目の前の苦しんでいる他者に手を差し伸べることは介入だからいけないとは言っておりません。

 

こういった場合には、介入にならない「援助」を行うことが必要です。


「援助」とは、大前提として課題の分離がされており、横の関係が構築されてます。


勉強をすることや働くことは、本人の課題であると理解をした上で、それを助けてあげられることを考える。

 

具体的には、勉強しなさい、働きなさいと命令をすることなく、本人に「自分は勉強できる」、「バリバリと仕事ができる」といった自信を持たせてあげ、自分の力で自分の課題に立ち向かっていけるように環境を整えるなどして働きかけることです。

 

この働きかけは決して強制であってはいけません、自分との課題を分離した上での自力解決を援助してあげることです。

 

課題に立ち向かうのか逃げるのか、その決心をするのは本人なのです。

 

こうした横の関係に基づいた援助のことをアドラー心理学では「勇気づけ」と呼びます。


人が自分の課題に立ち向かっていくことを踏みとどまっているのは、その人に能力が無いのではなく、単純に課題に立ち向かう為の「勇気」がないと考えるのがアドラー心理学のスタンスです。

 

つまり、その欠けてしまっている勇気を取り戻すことが課題に取り組み始めるポイントなのです。


勇気づけのやり方

褒めるのもダメ、叱るのもダメ、となるとどのようにアプローチしていけば良いのか?と疑問を持たれることでしょう。

 

対等なパートナーであると認識し、「横の関係」を崩さないようにしていくことがとても重要です。
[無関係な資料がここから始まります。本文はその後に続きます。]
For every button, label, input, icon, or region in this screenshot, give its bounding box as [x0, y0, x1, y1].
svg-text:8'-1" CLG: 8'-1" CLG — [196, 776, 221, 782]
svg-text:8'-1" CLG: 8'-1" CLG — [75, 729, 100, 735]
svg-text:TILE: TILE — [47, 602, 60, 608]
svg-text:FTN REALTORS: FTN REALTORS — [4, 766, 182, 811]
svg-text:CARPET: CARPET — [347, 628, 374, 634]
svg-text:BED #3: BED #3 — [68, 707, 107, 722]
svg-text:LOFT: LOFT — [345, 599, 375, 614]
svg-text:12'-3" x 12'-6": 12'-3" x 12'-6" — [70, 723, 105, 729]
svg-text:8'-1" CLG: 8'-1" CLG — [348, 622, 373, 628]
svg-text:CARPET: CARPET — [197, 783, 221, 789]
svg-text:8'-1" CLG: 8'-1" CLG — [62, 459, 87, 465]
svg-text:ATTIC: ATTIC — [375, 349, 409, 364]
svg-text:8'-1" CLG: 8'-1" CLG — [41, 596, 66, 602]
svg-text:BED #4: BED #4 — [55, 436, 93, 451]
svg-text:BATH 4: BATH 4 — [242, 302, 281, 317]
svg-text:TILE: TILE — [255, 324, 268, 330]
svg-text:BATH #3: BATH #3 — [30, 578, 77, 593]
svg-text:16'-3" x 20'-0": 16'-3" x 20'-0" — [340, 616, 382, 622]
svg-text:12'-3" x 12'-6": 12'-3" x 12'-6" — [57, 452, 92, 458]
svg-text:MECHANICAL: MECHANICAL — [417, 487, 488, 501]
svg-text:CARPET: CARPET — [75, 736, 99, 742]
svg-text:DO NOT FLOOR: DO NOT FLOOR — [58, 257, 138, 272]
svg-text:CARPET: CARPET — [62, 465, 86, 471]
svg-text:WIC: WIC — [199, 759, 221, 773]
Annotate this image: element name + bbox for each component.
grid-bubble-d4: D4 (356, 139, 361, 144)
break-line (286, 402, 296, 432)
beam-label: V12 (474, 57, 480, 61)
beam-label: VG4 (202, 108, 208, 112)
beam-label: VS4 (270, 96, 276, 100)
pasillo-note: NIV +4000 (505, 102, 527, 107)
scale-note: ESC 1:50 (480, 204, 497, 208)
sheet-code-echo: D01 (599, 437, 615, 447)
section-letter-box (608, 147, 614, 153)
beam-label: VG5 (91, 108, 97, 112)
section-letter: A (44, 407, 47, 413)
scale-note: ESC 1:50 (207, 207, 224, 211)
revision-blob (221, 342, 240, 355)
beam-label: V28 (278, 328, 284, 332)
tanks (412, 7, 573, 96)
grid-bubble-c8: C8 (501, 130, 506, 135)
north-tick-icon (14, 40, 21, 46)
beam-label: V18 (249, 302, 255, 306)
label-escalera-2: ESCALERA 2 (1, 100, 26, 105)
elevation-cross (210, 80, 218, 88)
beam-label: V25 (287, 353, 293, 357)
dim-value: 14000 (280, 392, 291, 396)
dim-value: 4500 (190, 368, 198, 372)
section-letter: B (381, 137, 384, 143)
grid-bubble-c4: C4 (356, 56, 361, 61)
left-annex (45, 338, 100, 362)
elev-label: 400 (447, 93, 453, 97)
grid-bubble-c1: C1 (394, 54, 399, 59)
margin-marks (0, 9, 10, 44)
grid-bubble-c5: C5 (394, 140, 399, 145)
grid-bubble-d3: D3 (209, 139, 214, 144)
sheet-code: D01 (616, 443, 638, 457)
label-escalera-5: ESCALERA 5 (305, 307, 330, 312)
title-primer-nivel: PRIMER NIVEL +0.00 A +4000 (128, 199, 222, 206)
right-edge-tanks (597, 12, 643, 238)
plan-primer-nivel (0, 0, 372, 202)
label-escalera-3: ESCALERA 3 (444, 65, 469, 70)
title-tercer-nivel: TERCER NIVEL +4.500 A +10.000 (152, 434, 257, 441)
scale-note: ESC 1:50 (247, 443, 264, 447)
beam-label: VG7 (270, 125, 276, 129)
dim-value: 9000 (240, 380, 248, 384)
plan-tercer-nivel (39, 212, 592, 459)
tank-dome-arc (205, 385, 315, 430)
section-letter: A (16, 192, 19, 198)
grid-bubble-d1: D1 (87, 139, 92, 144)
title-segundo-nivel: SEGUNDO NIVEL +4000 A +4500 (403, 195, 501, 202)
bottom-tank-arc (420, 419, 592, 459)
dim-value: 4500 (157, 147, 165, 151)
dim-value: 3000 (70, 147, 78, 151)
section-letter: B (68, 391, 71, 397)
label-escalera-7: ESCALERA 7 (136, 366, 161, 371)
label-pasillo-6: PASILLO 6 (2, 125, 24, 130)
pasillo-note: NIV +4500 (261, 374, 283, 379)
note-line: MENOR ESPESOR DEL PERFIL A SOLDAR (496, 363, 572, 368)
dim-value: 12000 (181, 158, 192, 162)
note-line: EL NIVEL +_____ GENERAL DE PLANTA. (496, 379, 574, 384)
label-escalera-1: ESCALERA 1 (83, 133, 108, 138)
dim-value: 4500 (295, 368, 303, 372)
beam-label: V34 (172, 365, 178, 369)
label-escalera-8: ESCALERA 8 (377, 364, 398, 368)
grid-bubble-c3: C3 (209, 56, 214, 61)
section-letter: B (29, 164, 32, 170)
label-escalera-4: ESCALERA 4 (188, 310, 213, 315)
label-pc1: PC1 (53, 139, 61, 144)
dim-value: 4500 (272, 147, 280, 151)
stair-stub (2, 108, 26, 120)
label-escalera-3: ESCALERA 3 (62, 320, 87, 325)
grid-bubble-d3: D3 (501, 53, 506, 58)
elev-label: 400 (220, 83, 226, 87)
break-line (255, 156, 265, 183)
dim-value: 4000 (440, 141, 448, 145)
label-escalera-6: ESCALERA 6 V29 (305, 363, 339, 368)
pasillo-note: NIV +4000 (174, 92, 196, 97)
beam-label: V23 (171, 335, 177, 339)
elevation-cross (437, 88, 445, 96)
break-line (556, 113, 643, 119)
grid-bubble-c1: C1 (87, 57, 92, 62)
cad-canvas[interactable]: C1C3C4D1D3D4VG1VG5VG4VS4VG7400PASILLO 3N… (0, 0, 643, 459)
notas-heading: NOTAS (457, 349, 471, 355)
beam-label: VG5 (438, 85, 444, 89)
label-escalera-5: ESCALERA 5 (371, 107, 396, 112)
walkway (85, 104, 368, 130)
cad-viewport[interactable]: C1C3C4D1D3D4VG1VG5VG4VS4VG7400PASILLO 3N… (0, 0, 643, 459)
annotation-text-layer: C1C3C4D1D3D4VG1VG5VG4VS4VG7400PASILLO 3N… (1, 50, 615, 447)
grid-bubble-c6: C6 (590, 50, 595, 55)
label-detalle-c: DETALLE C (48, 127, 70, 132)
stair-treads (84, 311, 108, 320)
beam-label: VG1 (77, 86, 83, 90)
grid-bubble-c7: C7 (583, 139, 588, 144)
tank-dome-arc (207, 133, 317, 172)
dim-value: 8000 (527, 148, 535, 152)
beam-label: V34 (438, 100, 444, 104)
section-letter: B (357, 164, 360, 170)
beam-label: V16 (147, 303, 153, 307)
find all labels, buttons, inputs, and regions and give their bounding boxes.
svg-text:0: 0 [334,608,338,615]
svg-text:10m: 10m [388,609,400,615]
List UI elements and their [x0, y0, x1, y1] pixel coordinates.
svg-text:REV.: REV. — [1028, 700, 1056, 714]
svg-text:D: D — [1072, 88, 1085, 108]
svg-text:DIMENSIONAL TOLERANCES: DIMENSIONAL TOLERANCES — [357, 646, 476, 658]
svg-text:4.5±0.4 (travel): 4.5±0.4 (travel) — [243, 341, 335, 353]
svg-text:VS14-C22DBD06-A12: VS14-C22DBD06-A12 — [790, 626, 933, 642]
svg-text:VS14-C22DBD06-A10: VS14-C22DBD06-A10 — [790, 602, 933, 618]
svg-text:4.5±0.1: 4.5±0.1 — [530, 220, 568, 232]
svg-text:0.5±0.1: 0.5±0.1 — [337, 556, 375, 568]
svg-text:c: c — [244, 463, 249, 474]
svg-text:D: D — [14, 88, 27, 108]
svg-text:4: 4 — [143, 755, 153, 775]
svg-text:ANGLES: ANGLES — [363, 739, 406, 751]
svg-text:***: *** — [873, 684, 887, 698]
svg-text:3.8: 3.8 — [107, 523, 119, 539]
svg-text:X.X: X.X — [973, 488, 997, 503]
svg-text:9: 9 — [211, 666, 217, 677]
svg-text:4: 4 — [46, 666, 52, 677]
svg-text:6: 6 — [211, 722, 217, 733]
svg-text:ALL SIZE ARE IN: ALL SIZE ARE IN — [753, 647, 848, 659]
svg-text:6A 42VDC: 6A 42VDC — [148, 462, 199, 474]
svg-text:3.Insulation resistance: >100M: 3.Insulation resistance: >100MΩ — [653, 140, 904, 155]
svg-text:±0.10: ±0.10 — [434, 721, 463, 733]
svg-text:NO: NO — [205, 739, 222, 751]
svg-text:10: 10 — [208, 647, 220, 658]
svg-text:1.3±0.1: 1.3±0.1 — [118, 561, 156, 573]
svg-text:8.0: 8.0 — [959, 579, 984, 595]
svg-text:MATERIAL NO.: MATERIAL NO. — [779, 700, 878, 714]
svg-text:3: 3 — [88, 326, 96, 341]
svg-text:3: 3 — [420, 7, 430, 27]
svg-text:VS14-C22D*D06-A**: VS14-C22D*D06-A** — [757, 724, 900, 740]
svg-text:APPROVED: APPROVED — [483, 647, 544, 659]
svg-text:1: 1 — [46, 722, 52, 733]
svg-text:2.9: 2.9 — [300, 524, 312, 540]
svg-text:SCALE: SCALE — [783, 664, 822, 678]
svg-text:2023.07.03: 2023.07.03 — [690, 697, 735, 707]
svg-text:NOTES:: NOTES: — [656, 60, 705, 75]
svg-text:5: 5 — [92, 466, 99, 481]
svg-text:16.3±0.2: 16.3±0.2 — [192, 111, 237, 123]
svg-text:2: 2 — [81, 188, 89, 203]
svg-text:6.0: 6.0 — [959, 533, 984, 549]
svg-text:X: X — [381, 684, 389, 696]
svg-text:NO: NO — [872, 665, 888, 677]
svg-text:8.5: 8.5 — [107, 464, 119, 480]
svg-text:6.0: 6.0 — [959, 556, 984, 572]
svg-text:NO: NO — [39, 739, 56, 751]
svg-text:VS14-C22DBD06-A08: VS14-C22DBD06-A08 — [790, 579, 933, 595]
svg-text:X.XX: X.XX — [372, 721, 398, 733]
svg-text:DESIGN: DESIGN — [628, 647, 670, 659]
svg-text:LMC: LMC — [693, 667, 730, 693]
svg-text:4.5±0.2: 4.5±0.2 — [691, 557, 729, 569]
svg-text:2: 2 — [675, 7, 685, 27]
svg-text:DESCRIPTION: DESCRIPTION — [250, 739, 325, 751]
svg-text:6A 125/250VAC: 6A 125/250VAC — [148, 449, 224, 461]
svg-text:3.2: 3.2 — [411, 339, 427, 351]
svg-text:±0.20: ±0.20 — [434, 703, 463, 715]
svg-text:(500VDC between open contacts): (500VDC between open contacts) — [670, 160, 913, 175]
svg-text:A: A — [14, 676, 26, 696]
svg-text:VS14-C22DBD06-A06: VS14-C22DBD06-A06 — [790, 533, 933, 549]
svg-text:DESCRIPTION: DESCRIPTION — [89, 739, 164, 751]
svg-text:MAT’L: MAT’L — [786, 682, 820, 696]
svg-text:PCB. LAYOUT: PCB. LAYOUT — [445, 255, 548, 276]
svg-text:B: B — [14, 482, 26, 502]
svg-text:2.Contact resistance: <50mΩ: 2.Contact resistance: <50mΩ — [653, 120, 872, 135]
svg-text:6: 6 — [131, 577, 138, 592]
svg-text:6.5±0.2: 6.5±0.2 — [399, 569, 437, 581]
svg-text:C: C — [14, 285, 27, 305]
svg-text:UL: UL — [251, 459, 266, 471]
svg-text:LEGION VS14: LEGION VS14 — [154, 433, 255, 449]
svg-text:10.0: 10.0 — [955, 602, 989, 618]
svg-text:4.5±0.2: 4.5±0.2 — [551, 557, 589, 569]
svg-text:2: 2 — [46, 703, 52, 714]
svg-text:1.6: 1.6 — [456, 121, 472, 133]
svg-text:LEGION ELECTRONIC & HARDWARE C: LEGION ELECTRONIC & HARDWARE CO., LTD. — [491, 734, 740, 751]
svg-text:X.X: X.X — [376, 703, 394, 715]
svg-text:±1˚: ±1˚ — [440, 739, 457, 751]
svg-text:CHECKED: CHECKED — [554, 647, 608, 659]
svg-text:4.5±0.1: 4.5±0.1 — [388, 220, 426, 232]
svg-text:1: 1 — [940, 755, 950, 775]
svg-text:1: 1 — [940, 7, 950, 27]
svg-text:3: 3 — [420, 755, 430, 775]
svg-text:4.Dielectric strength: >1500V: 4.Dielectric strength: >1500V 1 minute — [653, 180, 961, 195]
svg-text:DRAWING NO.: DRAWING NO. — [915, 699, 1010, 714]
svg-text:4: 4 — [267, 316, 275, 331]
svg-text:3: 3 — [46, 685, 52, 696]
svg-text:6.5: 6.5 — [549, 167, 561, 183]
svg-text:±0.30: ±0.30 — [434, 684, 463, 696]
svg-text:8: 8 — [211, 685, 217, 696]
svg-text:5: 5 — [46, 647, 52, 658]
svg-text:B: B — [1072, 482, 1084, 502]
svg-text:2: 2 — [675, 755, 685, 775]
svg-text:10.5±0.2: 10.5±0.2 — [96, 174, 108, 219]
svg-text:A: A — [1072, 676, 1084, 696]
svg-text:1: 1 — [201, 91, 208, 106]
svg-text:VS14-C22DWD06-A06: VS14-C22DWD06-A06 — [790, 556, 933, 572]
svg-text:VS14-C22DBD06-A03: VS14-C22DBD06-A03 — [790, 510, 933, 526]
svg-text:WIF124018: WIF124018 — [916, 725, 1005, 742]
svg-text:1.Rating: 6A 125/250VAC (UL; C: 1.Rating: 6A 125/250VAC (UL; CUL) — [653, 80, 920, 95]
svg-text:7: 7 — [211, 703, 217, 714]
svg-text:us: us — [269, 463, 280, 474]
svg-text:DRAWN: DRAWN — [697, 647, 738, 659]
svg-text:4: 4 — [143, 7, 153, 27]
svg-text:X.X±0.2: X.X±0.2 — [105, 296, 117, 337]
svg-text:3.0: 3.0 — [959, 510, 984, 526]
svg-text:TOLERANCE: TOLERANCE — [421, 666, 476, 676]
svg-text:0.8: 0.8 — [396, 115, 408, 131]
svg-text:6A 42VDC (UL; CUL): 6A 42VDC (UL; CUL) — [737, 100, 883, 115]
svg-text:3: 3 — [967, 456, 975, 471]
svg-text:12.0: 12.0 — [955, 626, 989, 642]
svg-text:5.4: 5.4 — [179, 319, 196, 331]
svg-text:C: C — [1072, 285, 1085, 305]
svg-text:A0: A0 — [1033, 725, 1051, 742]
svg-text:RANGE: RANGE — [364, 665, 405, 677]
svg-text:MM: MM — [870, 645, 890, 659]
自分の子供であろうと部下であろうと、褒めたり叱ったりするのではなく、友人が家事や仕事を手伝ってくれたと考えてそのパートナーに「ありがとう」と感謝を伝えたり、「嬉しいよ」と喜びを伝えたりすることです。

 

こうしたアプローチこそが「横の関係」に基づく「勇気づけ」なのです。


ここで一番大切なポイントは、他者を評価しないことです。

 

他者に対する評価とは、「縦の関係」に従属しているから生じるのです。

 

「横の関係」を意識しているのなら、純粋な感謝や喜び、尊敬の念を持った言葉が出てくるのです。


褒められるということは、他人からの良いか悪いかの物差しに従っていることとなります。

 

これでは自分の自由に制限をかけてしますことになります。


人は、他者から褒められることではなく、感謝されることによって貢献感と居場所を得るのです。

 

つまりは、自分に価値があると認識することができ、こう思うことによってのみ「勇気」を獲得することとなるのです。


人生のタスクに立ち向かっていくのに必要なこの「勇気」は、他人から評価を受けることで手に入れるものではなく、感謝をされることなどを通して主観的に「自分は他人に貢献できる」と思うことで獲得するのです。

 

つまり、「わたしという存在は、共同体にとって有益である」と思えたときに、人は自分自身の価値を実感することができます。


こうして、自分自身の価値を見出すことで、劣等感を排除でき、「勇気」を確立させ人は人生のタスクに立ち向かえるようになるのです。